Introduction the Law

SOURCES OF CONTEMPORARY LAW

UNITED STATES CONSTITUTION

America’s greatest legal achievement was the writing of the United States Constitution in 1787. It is the supreme law of the land. Any law that conflicts with it is void.

BRANCHES OF GOVERNMENT

The founding fathers sought a division of government power. They did not want all power centralized in a king or anyone else. And so, the Constitution divides legal authority into three pieces: legislative, executive, and judicial power.

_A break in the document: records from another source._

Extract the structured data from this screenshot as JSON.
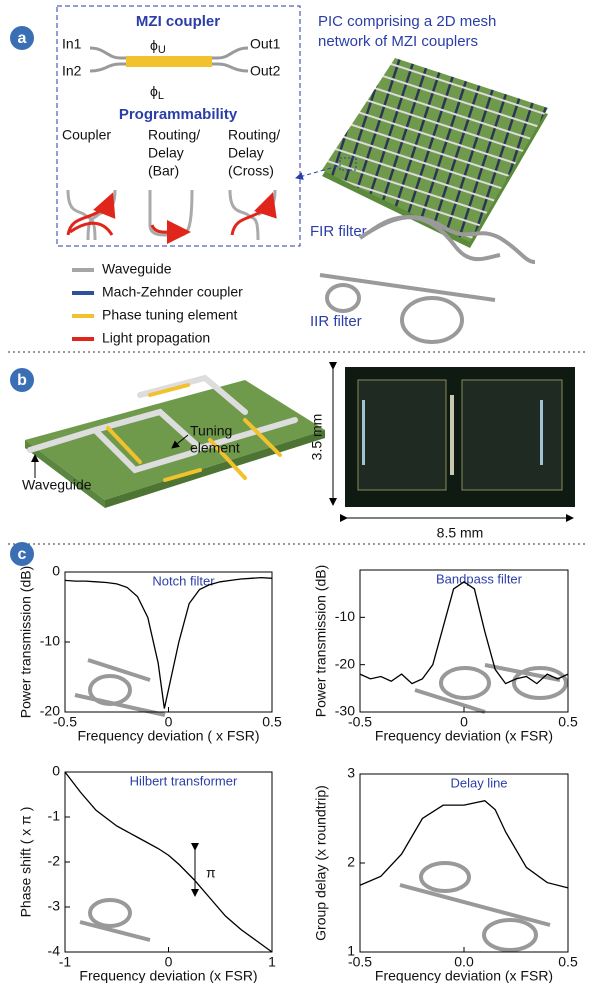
{
  "figure": {
    "panel_labels": [
      "a",
      "b",
      "c"
    ],
    "mzi": {
      "title": "MZI coupler",
      "phi_upper": {
        "symbol": "ϕ",
        "sub": "U"
      },
      "phi_lower": {
        "symbol": "ϕ",
        "sub": "L"
      },
      "in1": "In1",
      "in2": "In2",
      "out1": "Out1",
      "out2": "Out2"
    },
    "programmability": {
      "title": "Programmability",
      "coupler": [
        "Coupler"
      ],
      "bar": [
        "Routing/",
        "Delay",
        "(Bar)"
      ],
      "cross": [
        "Routing/",
        "Delay",
        "(Cross)"
      ]
    },
    "legend": [
      {
        "label": "Waveguide",
        "color": "#a6a6a6"
      },
      {
        "label": "Mach-Zehnder coupler",
        "color": "#2f4f9f"
      },
      {
        "label": "Phase tuning element",
        "color": "#f2c12e"
      },
      {
        "label": "Light propagation",
        "color": "#e0261b"
      }
    ],
    "pic_title": [
      "PIC comprising a 2D mesh",
      "network of MZI couplers"
    ],
    "fir": "FIR filter",
    "iir": "IIR filter",
    "panel_b": {
      "tuning": [
        "Tuning",
        "element"
      ],
      "waveguide": "Waveguide",
      "height": "3.5 mm",
      "width": "8.5 mm"
    }
  },
  "chart_data": [
    {
      "type": "line",
      "title": "Notch filter",
      "xlabel": "Frequency deviation ( x FSR)",
      "ylabel": "Power transmission (dB)",
      "x": [
        -0.5,
        -0.45,
        -0.4,
        -0.35,
        -0.3,
        -0.25,
        -0.2,
        -0.15,
        -0.1,
        -0.05,
        -0.02,
        0.05,
        0.1,
        0.15,
        0.2,
        0.25,
        0.3,
        0.35,
        0.4,
        0.45,
        0.5
      ],
      "values": [
        -1.2,
        -1.3,
        -1.3,
        -1.4,
        -1.5,
        -1.7,
        -2.2,
        -3.5,
        -6.5,
        -13,
        -19.5,
        -10,
        -4.5,
        -2.5,
        -1.8,
        -1.4,
        -1.2,
        -1.0,
        -0.9,
        -0.8,
        -0.9
      ],
      "color": "#000000",
      "xlim": [
        -0.5,
        0.5
      ],
      "ylim": [
        -20,
        0
      ],
      "xticks": [
        -0.5,
        0,
        0.5
      ],
      "yticks": [
        0,
        -10,
        -20
      ]
    },
    {
      "type": "line",
      "title": "Bandpass filter",
      "xlabel": "Frequency deviation (x FSR)",
      "ylabel": "Power transmission (dB)",
      "x": [
        -0.5,
        -0.45,
        -0.4,
        -0.35,
        -0.3,
        -0.25,
        -0.2,
        -0.15,
        -0.1,
        -0.05,
        0,
        0.05,
        0.1,
        0.15,
        0.2,
        0.25,
        0.3,
        0.35,
        0.4,
        0.45,
        0.5
      ],
      "values": [
        -22,
        -23,
        -22.5,
        -23.5,
        -22,
        -24,
        -23,
        -20,
        -12,
        -4,
        -2.5,
        -4,
        -13,
        -21,
        -24,
        -23,
        -22.5,
        -24,
        -22,
        -23,
        -22
      ],
      "color": "#000000",
      "xlim": [
        -0.5,
        0.5
      ],
      "ylim": [
        -30,
        0
      ],
      "xticks": [
        -0.5,
        0,
        0.5
      ],
      "yticks": [
        -10,
        -20,
        -30
      ]
    },
    {
      "type": "line",
      "title": "Hilbert transformer",
      "xlabel": "Frequency deviation (x FSR)",
      "ylabel": "Phase shift ( x π )",
      "annotation": "π",
      "x": [
        -1,
        -0.85,
        -0.7,
        -0.5,
        -0.3,
        -0.1,
        0,
        0.1,
        0.25,
        0.4,
        0.55,
        0.7,
        0.85,
        1
      ],
      "values": [
        0,
        -0.45,
        -0.85,
        -1.2,
        -1.45,
        -1.7,
        -1.85,
        -2.05,
        -2.4,
        -2.8,
        -3.2,
        -3.5,
        -3.75,
        -4
      ],
      "color": "#000000",
      "xlim": [
        -1,
        1
      ],
      "ylim": [
        -4,
        0
      ],
      "xticks": [
        -1,
        0,
        1
      ],
      "yticks": [
        0,
        -1,
        -2,
        -3,
        -4
      ]
    },
    {
      "type": "line",
      "title": "Delay line",
      "xlabel": "Frequency deviation (x FSR)",
      "ylabel": "Group delay (x roundtrip)",
      "x": [
        -0.5,
        -0.4,
        -0.3,
        -0.2,
        -0.1,
        0,
        0.1,
        0.15,
        0.2,
        0.3,
        0.4,
        0.5
      ],
      "values": [
        1.75,
        1.85,
        2.1,
        2.5,
        2.65,
        2.65,
        2.7,
        2.6,
        2.35,
        1.95,
        1.78,
        1.72
      ],
      "color": "#000000",
      "xlim": [
        -0.5,
        0.5
      ],
      "ylim": [
        1,
        3
      ],
      "xticks": [
        -0.5,
        {
          "value": 0,
          "label": "0.0"
        },
        0.5
      ],
      "yticks": [
        1,
        2,
        3
      ]
    }
  ]
}
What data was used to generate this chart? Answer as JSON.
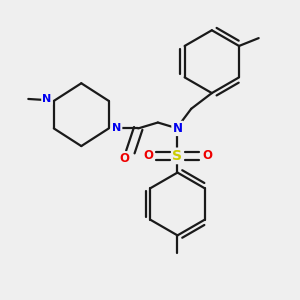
{
  "bg_color": "#efefef",
  "bond_color": "#1a1a1a",
  "N_color": "#0000ee",
  "O_color": "#ee0000",
  "S_color": "#cccc00",
  "lw": 1.6,
  "figsize": [
    3.0,
    3.0
  ],
  "dpi": 100,
  "xlim": [
    0,
    300
  ],
  "ylim": [
    0,
    300
  ]
}
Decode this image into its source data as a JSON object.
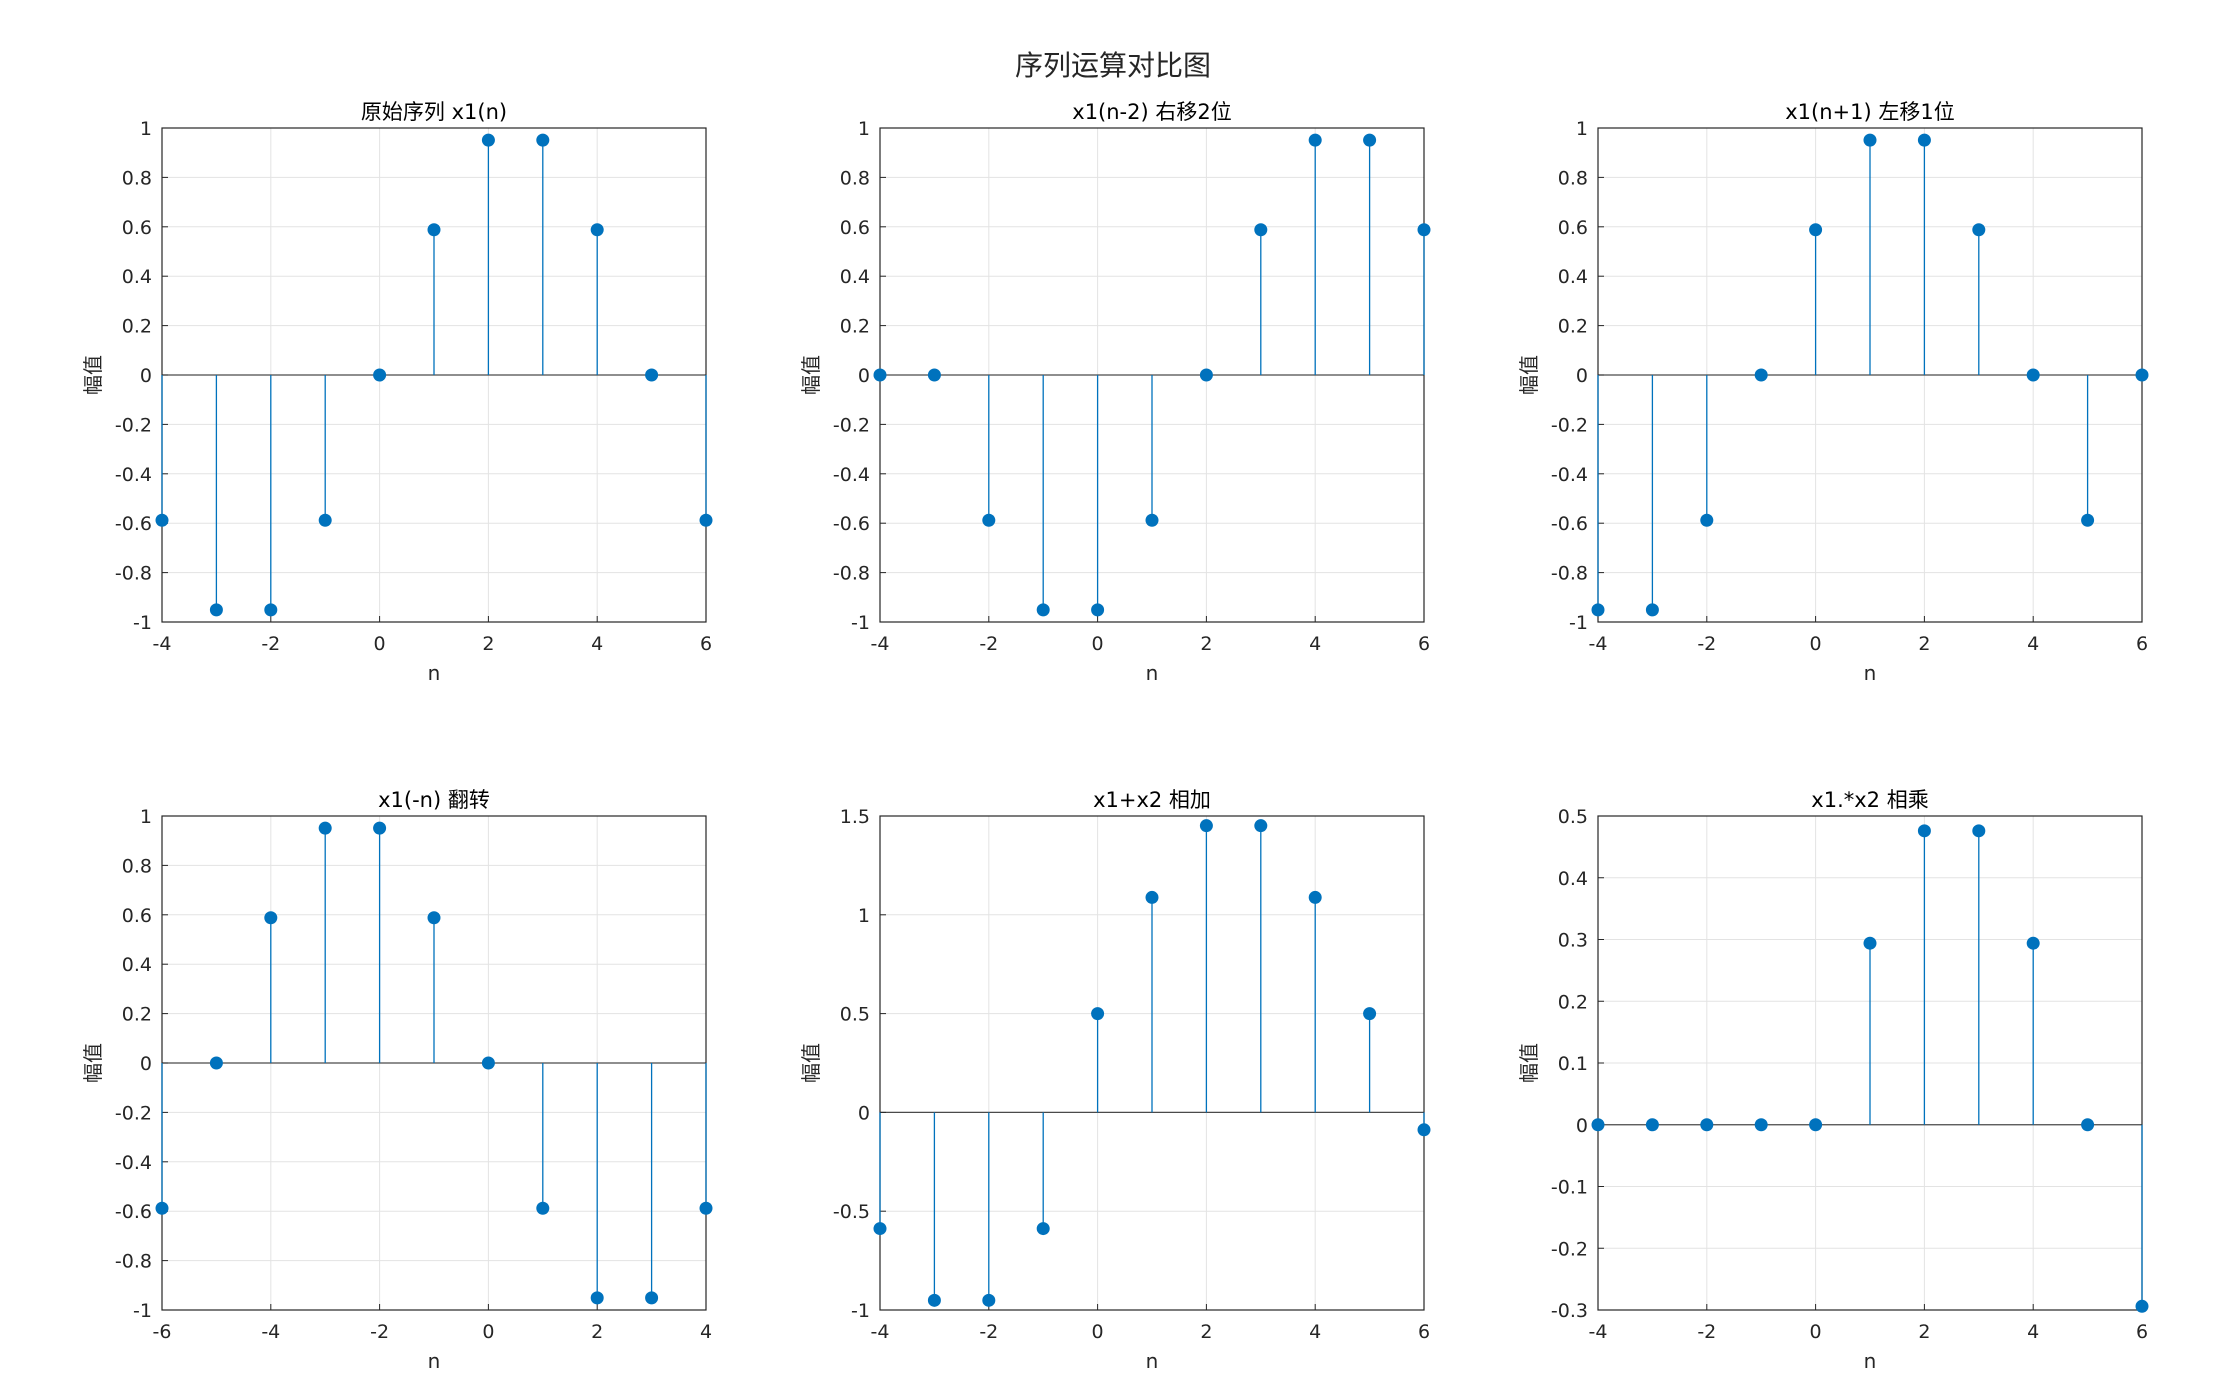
{
  "figure_title": "序列运算对比图",
  "colors": {
    "stem": "#0072BD",
    "axis": "#262626",
    "grid": "#e3e3e3"
  },
  "chart_data": [
    {
      "type": "stem",
      "title": "原始序列 x1(n)",
      "xlabel": "n",
      "ylabel": "幅值",
      "xlim": [
        -4,
        6
      ],
      "ylim": [
        -1,
        1
      ],
      "xticks": [
        -4,
        -2,
        0,
        2,
        4,
        6
      ],
      "yticks": [
        -1,
        -0.8,
        -0.6,
        -0.4,
        -0.2,
        0,
        0.2,
        0.4,
        0.6,
        0.8,
        1
      ],
      "grid": true,
      "x": [
        -4,
        -3,
        -2,
        -1,
        0,
        1,
        2,
        3,
        4,
        5,
        6
      ],
      "y": [
        -0.588,
        -0.951,
        -0.951,
        -0.588,
        0,
        0.588,
        0.951,
        0.951,
        0.588,
        0,
        -0.588
      ]
    },
    {
      "type": "stem",
      "title": "x1(n-2) 右移2位",
      "xlabel": "n",
      "ylabel": "幅值",
      "xlim": [
        -4,
        6
      ],
      "ylim": [
        -1,
        1
      ],
      "xticks": [
        -4,
        -2,
        0,
        2,
        4,
        6
      ],
      "yticks": [
        -1,
        -0.8,
        -0.6,
        -0.4,
        -0.2,
        0,
        0.2,
        0.4,
        0.6,
        0.8,
        1
      ],
      "grid": true,
      "x": [
        -4,
        -3,
        -2,
        -1,
        0,
        1,
        2,
        3,
        4,
        5,
        6
      ],
      "y": [
        0,
        0,
        -0.588,
        -0.951,
        -0.951,
        -0.588,
        0,
        0.588,
        0.951,
        0.951,
        0.588
      ]
    },
    {
      "type": "stem",
      "title": "x1(n+1) 左移1位",
      "xlabel": "n",
      "ylabel": "幅值",
      "xlim": [
        -4,
        6
      ],
      "ylim": [
        -1,
        1
      ],
      "xticks": [
        -4,
        -2,
        0,
        2,
        4,
        6
      ],
      "yticks": [
        -1,
        -0.8,
        -0.6,
        -0.4,
        -0.2,
        0,
        0.2,
        0.4,
        0.6,
        0.8,
        1
      ],
      "grid": true,
      "x": [
        -4,
        -3,
        -2,
        -1,
        0,
        1,
        2,
        3,
        4,
        5,
        6
      ],
      "y": [
        -0.951,
        -0.951,
        -0.588,
        0,
        0.588,
        0.951,
        0.951,
        0.588,
        0,
        -0.588,
        0
      ]
    },
    {
      "type": "stem",
      "title": "x1(-n) 翻转",
      "xlabel": "n",
      "ylabel": "幅值",
      "xlim": [
        -6,
        4
      ],
      "ylim": [
        -1,
        1
      ],
      "xticks": [
        -6,
        -4,
        -2,
        0,
        2,
        4
      ],
      "yticks": [
        -1,
        -0.8,
        -0.6,
        -0.4,
        -0.2,
        0,
        0.2,
        0.4,
        0.6,
        0.8,
        1
      ],
      "grid": true,
      "x": [
        -6,
        -5,
        -4,
        -3,
        -2,
        -1,
        0,
        1,
        2,
        3,
        4
      ],
      "y": [
        -0.588,
        0,
        0.588,
        0.951,
        0.951,
        0.588,
        0,
        -0.588,
        -0.951,
        -0.951,
        -0.588
      ]
    },
    {
      "type": "stem",
      "title": "x1+x2 相加",
      "xlabel": "n",
      "ylabel": "幅值",
      "xlim": [
        -4,
        6
      ],
      "ylim": [
        -1,
        1.5
      ],
      "xticks": [
        -4,
        -2,
        0,
        2,
        4,
        6
      ],
      "yticks": [
        -1,
        -0.5,
        0,
        0.5,
        1,
        1.5
      ],
      "grid": true,
      "x": [
        -4,
        -3,
        -2,
        -1,
        0,
        1,
        2,
        3,
        4,
        5,
        6
      ],
      "y": [
        -0.588,
        -0.951,
        -0.951,
        -0.588,
        0.5,
        1.088,
        1.451,
        1.451,
        1.088,
        0.5,
        -0.088
      ]
    },
    {
      "type": "stem",
      "title": "x1.*x2 相乘",
      "xlabel": "n",
      "ylabel": "幅值",
      "xlim": [
        -4,
        6
      ],
      "ylim": [
        -0.3,
        0.5
      ],
      "xticks": [
        -4,
        -2,
        0,
        2,
        4,
        6
      ],
      "yticks": [
        -0.3,
        -0.2,
        -0.1,
        0,
        0.1,
        0.2,
        0.3,
        0.4,
        0.5
      ],
      "grid": true,
      "x": [
        -4,
        -3,
        -2,
        -1,
        0,
        1,
        2,
        3,
        4,
        5,
        6
      ],
      "y": [
        0,
        0,
        0,
        0,
        0,
        0.294,
        0.476,
        0.476,
        0.294,
        0,
        -0.294
      ]
    }
  ]
}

  • Legislative power gives the ability to create new laws. In Article I, the Constitution gives this power to the Congress which is a comprised of two chambers—a Senate and a House of Representatives. Voters in all 50 states elect representatives who go to Washington DC, to serve in the Congress and debate new legal ideas.
  • Executive power is the authority to enforce laws. Article II of the Constitution establishes the president as commander-in-chief of the Armed Forces and the head of the executive branch of the federal government.
  • Judicial power gives the right to interpret laws and determine their validity. Article III places the Supreme Court at the head of the judicial branch of the federal government.

STATUTES

The second important source of law is statutory law. The Constitution gave to the US Congress the power to pass laws on various subjects. These laws are called statutes, and they can cover absolutely any topic so long as they do not violate the Constitution.

COMMON LAW

Binding legal ideas often come from the courts. Judges generally follow precedent. When courts decide a case, they tend to apply the legal rules the other courts have use in similar cases.

COURT ORDERS

Judges have the authority to issue court orders that place binding obligations on specific people or businesses. A court can both compel a party to and prohibit it from doing something. And injunction is an example of a court order. Injunctions can require people to do things, like perform on a contract or remove a nuisance.

ADMINISTRATIVE LAW

In a society as large and diverse as ours, the executive and legislative branches of government cannot oversee all aspects of commerce. Administrative agencies do day-to-day work based on rules established by the executive branch. Agencies have the power to create laws called regulations.

TREATIES

A treaty is an agreement between two or more sovereign countries.

CLASSIFICATIONS

We have seen where laws originate. Now we need to classify the various types of laws.

CRIMINAL LAW

Criminal law prohibits certain behavior for the benefit of society.

CIVIL LAW

Civil law or regulation the rights and duties between parties.

LAW AND MORALITY

Law is different from morality, yet the two are obviously linked.

JURISPRUDENCE

LEGAL POSITIVISM

this philosophy can be simply stated: law is what the sovereign says it is. The sovereign is the recognize political power who citizens obey, so in the United States, both state and federal governments are sovereign. “ law is what the sovereign says”.

NATURAL LAW

Natural law is a system of right or justice held to be common to all humans and derived from nature rather than from the rules of society, or a positive law. “ An unjust law is no law at all”.

LEGAL REALISM

Legal realist claim it does not matter what is written as law. What counts is who enforces that law and by what process it is enforced. “Who enforces the law counts more than what is in writing”.